The issue of uncoupling can be eliminated by directly reading out the gRNA instead of a barcode (Fig. 3b, c). CROP-seq, as developed by Datlinger and colleagues [46], uses a modified vector where a copy of the gRNA is placed in the 3′ long terminal repeat (LTR), which gets copied to the 5′ LTR during lentiviral integration. The cassette in the 3′ LTR is transcribed by RNA polymerase II along with the other viral genes and allows poly-A based gRNA detection [46]. An alternative is Direct-seq, where an 8A8G capture sequence is incorporated in the gRNA scaffold. This sequence is a consecutive stretch of adenines mixed with guanines which can efficiently pair with a poly-T primer while still retaining sufficient editing efficiency [73]. Introducing an extra targeted amplification step to enrich for gRNA fragments in the single-cell mRNA libraries further increases the rate of gRNA assignment [68]. Alternatively, direct-capture Perturb-seq allows gRNAs to be directly sequenced alongside the transcriptome using gRNA-specific reverse transcription (RT) primers that are complementary to a capture sequence in the gRNA scaffold [74]. This method has a high capture rate and robust gRNA assignment, but efficiencies vary between different capture sequence configurations (stem loop or 3′ end) and CRISPR applications [74, 75]. 10X Genomics commercialized this method and launched their feature barcoding technology, providing gel beads which carry specific primers that can be used to detect gRNAs or other features, such as barcoded antibodies, alongside the single-cell transcriptome (Fig. 3c) [74].

Data analysis

The main challenges in the analysis of sc-CRISPR data lie the sparsity and noise of the data, which complicates gRNA assignment as well as the analysis of the impact of each perturbation on the transcriptome. In contrast to bulk sequencing, single-cell RNA-seq has the inherent limitation that not every transcript can be recovered and especially lowly expressed genes are difficult to detect and are underrepresented. This can be partly corrected by in silico expression recovery methods, which estimate the actual gene expression based on the transcriptome profiles and the gene expression levels across cells [76].
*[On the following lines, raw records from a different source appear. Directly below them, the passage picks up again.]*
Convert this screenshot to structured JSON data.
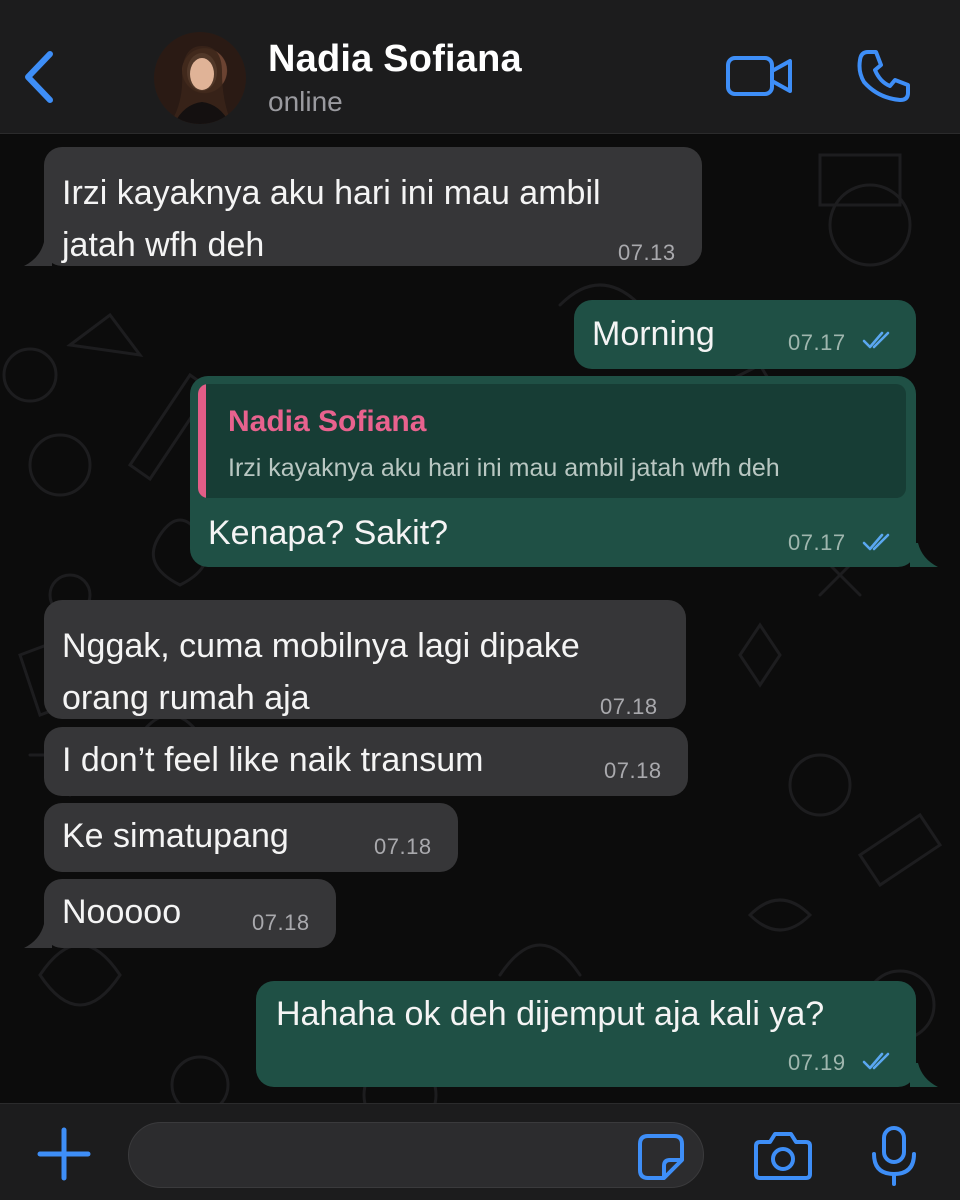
{
  "colors": {
    "accent": "#3e8ef7",
    "incoming_bubble": "#363638",
    "outgoing_bubble": "#1f5045",
    "quote_name": "#e8628e",
    "read_ticks": "#5aa7f0"
  },
  "header": {
    "contact_name": "Nadia Sofiana",
    "status": "online",
    "icons": [
      "back-chevron-icon",
      "video-camera-icon",
      "phone-icon"
    ]
  },
  "messages": [
    {
      "direction": "in",
      "lines": [
        "Irzi kayaknya aku hari ini mau ambil",
        "jatah wfh deh"
      ],
      "time": "07.13"
    },
    {
      "direction": "out",
      "lines": [
        "Morning"
      ],
      "time": "07.17",
      "read": true
    },
    {
      "direction": "out",
      "quote": {
        "author": "Nadia Sofiana",
        "text": "Irzi kayaknya aku hari ini mau ambil jatah wfh deh"
      },
      "lines": [
        "Kenapa? Sakit?"
      ],
      "time": "07.17",
      "read": true
    },
    {
      "direction": "in",
      "lines": [
        "Nggak, cuma mobilnya lagi dipake",
        "orang rumah aja"
      ],
      "time": "07.18"
    },
    {
      "direction": "in",
      "lines": [
        "I don’t feel like naik transum"
      ],
      "time": "07.18"
    },
    {
      "direction": "in",
      "lines": [
        "Ke simatupang"
      ],
      "time": "07.18"
    },
    {
      "direction": "in",
      "lines": [
        "Nooooo"
      ],
      "time": "07.18"
    },
    {
      "direction": "out",
      "lines": [
        "Hahaha ok deh dijemput aja kali ya?"
      ],
      "time": "07.19",
      "read": true
    }
  ],
  "composer": {
    "placeholder": "",
    "icons": [
      "plus-icon",
      "sticker-icon",
      "camera-icon",
      "microphone-icon"
    ]
  }
}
As for all NGS data, analysis starts with mapping of the raw sequencing reads to the reference genome and the reference gRNA library. Each transcript is labeled with a cell barcode (CBC), identifying the cell of origin, and a unique molecular identifier (UMI) which enables correction for amplification artifacts. After read mapping, count matrices are generated listing all transcripts per cell, along with the assigned gRNA. Next, quality control is performed to remove low-quality cells and multiplets, based on the number of detected genes and mitochondrial transcripts, with optional regression of unwanted effects such as cell cycle and batch effects. Generally, sc-CRISPR analysis aims to estimate the impact of each perturbation on the transcriptome, to ultimately cluster the perturbations and construct complex regulatory networks.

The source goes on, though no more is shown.